Nel suo testamento politico, espresso in poche stringate parole, Saddam Hussein ha reso ieri omaggio all’Islam, alla Nazione irachena e alla «Palestina araba»: la quale ieri ha reagito con un misto di collera e di dolore alla notizia della sua esecuzione sul patibolo, proprio nella apertura della Festa del Sacrificio (Id el-Adha), una ricorrenza che induce in genere alla gioia, al perdono, e alla serenità di spirito.
Facendo forza su questi sentimenti, i palestinesi di Gaza e della Cisgiordania hanno ieri esposto grandi effigi del deposto presidente iracheno, hanno issato bandiere nere e hanno proclamato alcune giornate di lutto in memoria «di un grande amico del presidente Yasser Arafat e del popolo palestinese».
In Israele, il Paese che Saddam sperava di neutralizzare dotandosi di armi non convenzionali, la reazione è stata pacata. Il viceministro della difesa Efraim Sneh ha parlato di una «giustizia retroattiva» applicata a colui il quale si era macchiato per vent’anni di crimini contro la umanità, ma ha anche notato che anche in futuro l’Iraq rappresenterà una minaccia per la stabilità regionale. Per due ragioni: la prima, secondo Sneh, è che l’Iran sta estendendo la propria influenza nel Sud sciita, dove fra l’altro sono concentrate ingenti riserve petrolifere, e in seno al governo; la seconda consiste nella ribollente attività terroristica che dall’Iraq rischia di estendersi ad Ovest, verso la moderata Giordania e verso lo stesso Israele.
In una giornata di festa religiosa solenne, le reazioni pubbliche dei dirigenti palestinesi sono state scarne. Ismail Radwan, un portavoce di Hamas, ha accusato gli Stati Uniti di aver compiuto un crimine politico eliminando Saddam. Anche i portavoce dei principali partiti palestinesi hanno stigmatizzato il processo e la condanna a morte dell’ex presidente iracheno.

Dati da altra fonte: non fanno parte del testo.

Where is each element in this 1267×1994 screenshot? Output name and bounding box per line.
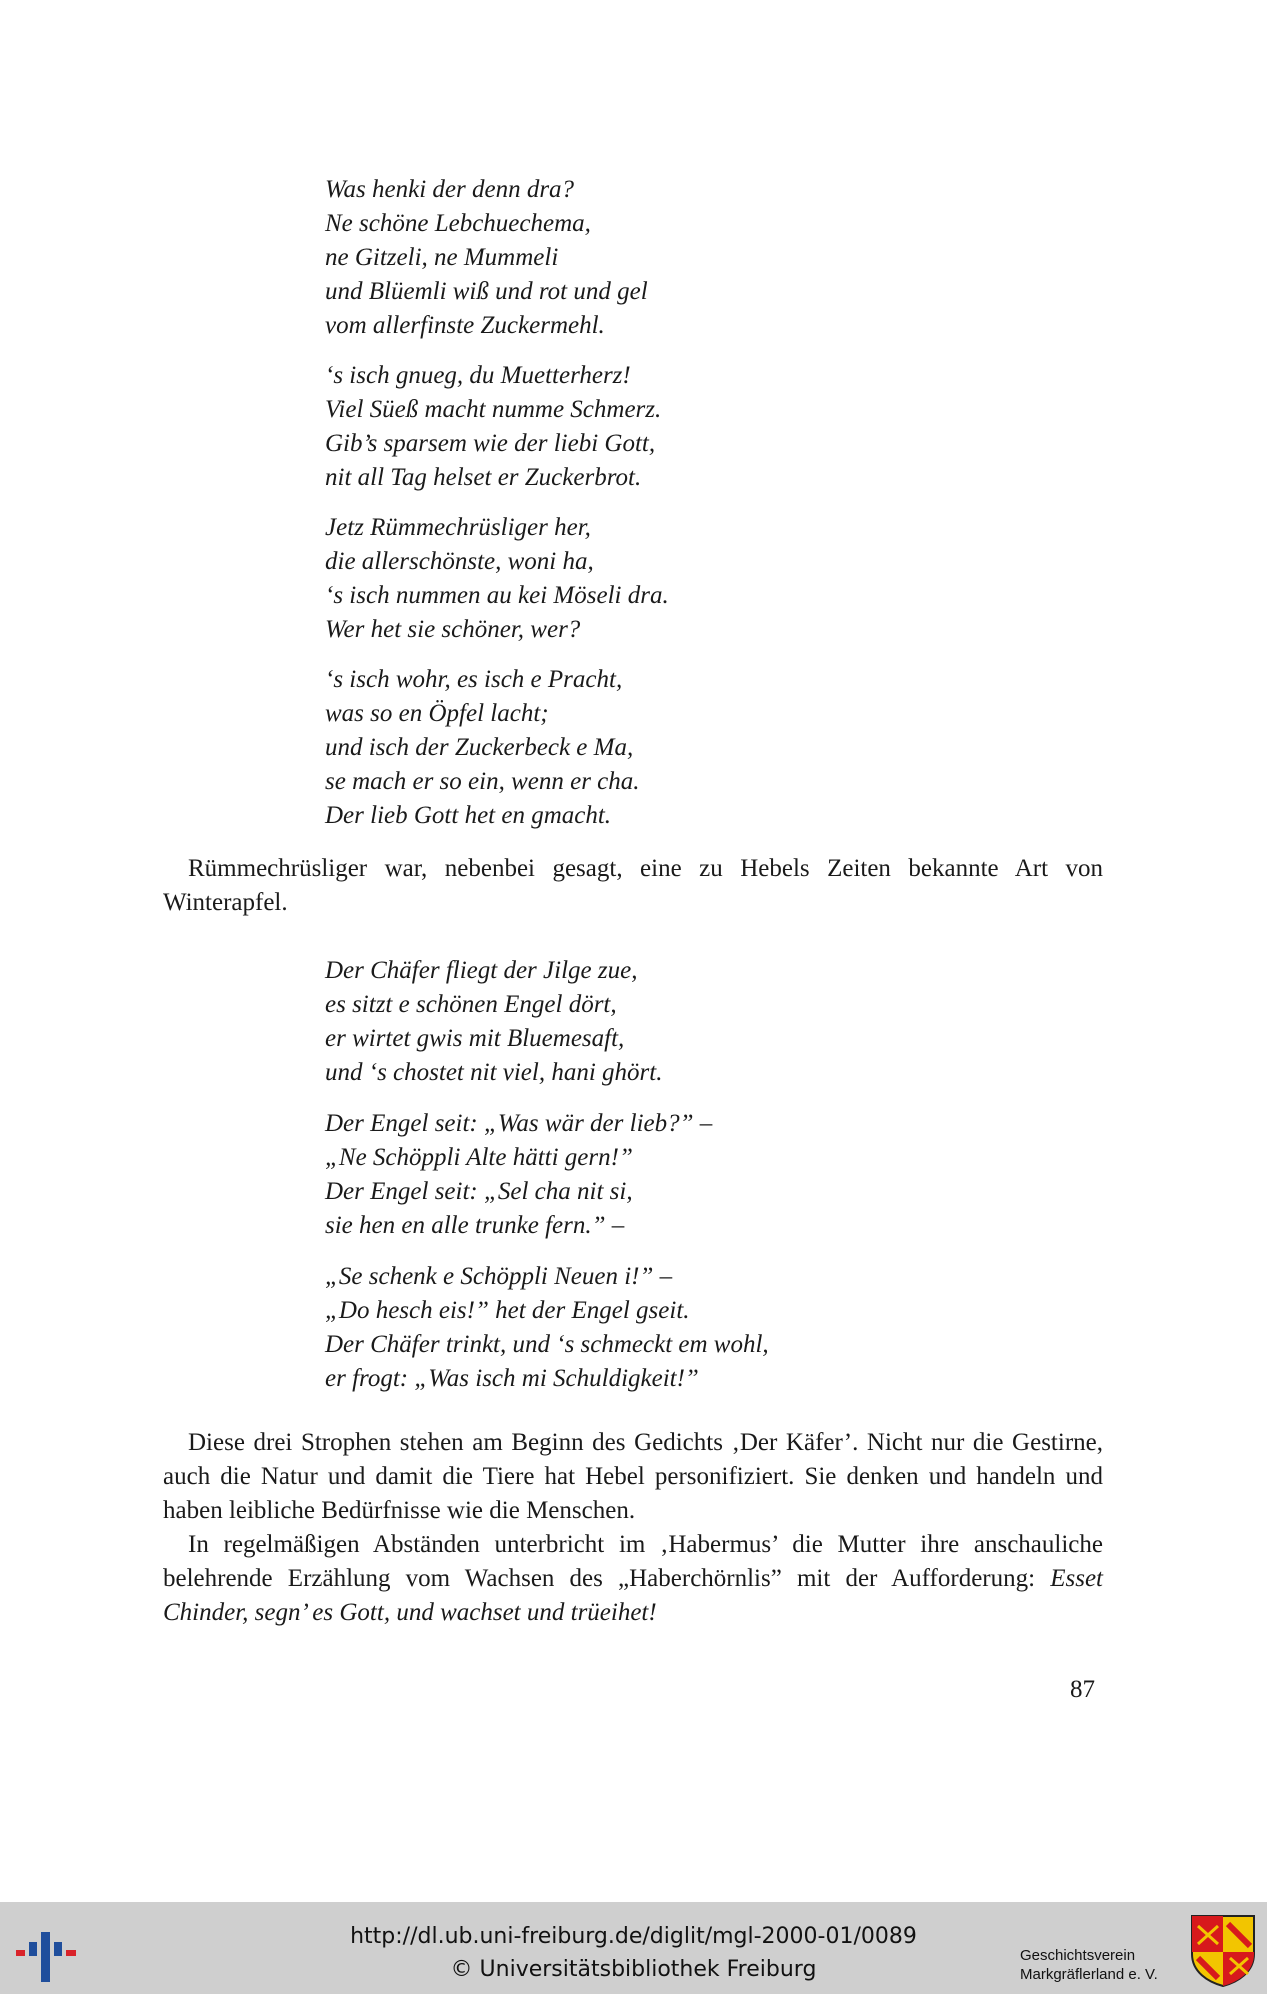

In particolar modo fra le formazione laiche e di sinistra Saddam contava nei Territori molti sostenitori: nel 1991 avevano plaudito ai lanci di razzi iracheni su Tel Aviv e Haifa, in sostegno della prima intifada palestinese. Il dirigente iracheno aveva poi ulteriormente incoraggiato la rivolta armata dei palestinesi versando 25 mila dollari alle famiglie di ogni kamikaze, e 10 mila dollari alle famiglie di ogni combattente palestinesi caduto in battaglia. A Jenin, dove i finanziamenti iracheni sono stati particolarmente generosi, la vita ieri si è fermata per lutto.
Per tutta la giornata si sono attesi, invano, i commenti del presidente Abu Mazen (che pure per decenni è stato al fianco di Yasser Arafat, il grande alleato di Saddam) o del premier islamico Ismail Haniyeh. Possibile che le ultime parole di Saddam Hussein, è stato chiesto, almeno quell’omaggio estremo alla «Palestina araba», non suscitassero in loro alcuna particolare commozione? Secondo un analista politico della agenzia di stampa palestinese Maan, sia Abu Mazen sia Haniyeh hanno scelto in questa occasione le ragioni della real politik. «Dopo aver normalizzato le relazioni con Kuwait - nota l’analista - Abu Mazen non può più pronunciare in pubblico parole di apprezzamento per Saddam Hussein».
Ma anche Haniyeh, secondo Maan, aveva ieri la bocca cucita per via dei suoi legami di grande amicizia con i dirigenti di Teheran, un altro Paese attaccato a suo tempo da Saddam. Per una volta i dirigenti palestinesi hanno preferito dunque che ad esprimere il dolore della loro nazione fossero le immagini riprese nelle strade di Gaza e di Ramallah che dicevano con eloquenza che nei Territori la collera verso gli Stati Uniti è ancora cresciuta ieri: il che rende ancora più ardua la via intrapresa da Abu Mazen quando, assecondando le attese del Quartetto, ha deciso di sfidare il governo di Hamas e di puntare ad elezioni anticipate.